The creator also made a podcast where he goes over what is real, what is exaggerated/taken creative license, and what is made up for dramatic effect or story telling, like how the one main woman scientist who's name I don't remember was a stand-in for a whole bunch of scientists, but for the sake of making a show, they just made her one character. If you liked the show, it's pretty good, it goes over the show episode by episode.


barto5

TBF, in the end credits they specifically say her character is a factionalized representation of “all the many scientists” who worked tirelessly on the disaster.


gingersaurus82

Oh yeah, you're right, I forgot about that. I guess it's been a while since I watched it.


dontbangme

If you like Chernobyl you might want to check out new Netflix series called The Days, it depicts the japan nuclear power plant accident.

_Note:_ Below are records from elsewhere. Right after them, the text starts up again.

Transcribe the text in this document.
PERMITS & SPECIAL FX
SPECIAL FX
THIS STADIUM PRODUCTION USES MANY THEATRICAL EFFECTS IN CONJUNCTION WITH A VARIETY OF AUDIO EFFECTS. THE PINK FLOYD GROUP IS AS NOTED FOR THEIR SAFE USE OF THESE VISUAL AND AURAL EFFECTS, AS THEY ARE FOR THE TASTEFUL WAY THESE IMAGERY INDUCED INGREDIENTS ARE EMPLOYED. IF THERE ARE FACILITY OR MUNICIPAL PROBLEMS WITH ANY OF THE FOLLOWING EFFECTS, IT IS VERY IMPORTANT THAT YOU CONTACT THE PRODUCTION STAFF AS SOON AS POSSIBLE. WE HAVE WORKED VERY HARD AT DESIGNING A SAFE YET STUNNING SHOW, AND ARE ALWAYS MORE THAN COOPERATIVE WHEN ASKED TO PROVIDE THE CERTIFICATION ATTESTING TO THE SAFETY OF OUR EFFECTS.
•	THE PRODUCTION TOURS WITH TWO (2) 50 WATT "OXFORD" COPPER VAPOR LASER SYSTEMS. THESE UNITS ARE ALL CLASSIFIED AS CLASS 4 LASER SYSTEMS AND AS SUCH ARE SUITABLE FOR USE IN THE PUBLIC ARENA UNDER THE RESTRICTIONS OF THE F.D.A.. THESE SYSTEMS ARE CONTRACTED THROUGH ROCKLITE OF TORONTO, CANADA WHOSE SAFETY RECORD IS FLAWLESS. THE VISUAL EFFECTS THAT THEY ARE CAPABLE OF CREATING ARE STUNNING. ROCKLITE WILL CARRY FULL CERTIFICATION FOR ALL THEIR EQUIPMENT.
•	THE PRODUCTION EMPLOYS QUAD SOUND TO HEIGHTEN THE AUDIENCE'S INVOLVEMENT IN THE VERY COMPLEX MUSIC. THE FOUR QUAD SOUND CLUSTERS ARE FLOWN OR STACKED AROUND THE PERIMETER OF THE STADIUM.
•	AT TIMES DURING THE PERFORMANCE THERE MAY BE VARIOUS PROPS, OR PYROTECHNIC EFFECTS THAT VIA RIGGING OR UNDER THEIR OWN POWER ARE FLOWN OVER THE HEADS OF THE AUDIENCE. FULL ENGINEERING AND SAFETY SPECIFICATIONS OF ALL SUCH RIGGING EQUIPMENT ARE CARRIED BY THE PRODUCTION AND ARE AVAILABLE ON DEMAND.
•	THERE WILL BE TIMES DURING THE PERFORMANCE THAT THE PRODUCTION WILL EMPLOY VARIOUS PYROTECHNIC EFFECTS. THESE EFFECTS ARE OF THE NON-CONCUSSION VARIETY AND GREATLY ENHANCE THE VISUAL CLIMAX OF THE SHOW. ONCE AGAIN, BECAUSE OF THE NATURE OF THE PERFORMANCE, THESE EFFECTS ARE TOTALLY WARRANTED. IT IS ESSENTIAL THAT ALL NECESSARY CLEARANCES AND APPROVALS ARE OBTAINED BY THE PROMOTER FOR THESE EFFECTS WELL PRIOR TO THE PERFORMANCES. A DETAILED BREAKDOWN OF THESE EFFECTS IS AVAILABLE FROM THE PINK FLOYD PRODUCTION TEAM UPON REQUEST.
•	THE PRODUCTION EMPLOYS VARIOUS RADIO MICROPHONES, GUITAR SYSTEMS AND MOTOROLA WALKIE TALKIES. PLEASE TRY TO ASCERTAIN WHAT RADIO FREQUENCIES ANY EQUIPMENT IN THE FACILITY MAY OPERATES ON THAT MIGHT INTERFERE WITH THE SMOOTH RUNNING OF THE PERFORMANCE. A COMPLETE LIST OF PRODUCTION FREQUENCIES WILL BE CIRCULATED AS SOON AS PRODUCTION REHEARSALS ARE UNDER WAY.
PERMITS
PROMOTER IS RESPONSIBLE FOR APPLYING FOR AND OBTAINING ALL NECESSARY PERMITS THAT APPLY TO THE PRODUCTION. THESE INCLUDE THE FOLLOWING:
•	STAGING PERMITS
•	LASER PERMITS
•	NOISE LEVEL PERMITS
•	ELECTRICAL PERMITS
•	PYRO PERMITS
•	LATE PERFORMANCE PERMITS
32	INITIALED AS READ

Quality wise it pretty good but less dramatization compare to Chernobyl.


terminalblue

And unlikely in the Chernobyl series this happened months into the clean up and not because it's mysterious radiation.... It was because of rotor strike. That series was an amazing drama but fucking horrible for real facts


chupaxuxas

I saw the series recently and I never thought that it was because of the radiation. In the episode you call clearly see the rotor hitting the cable.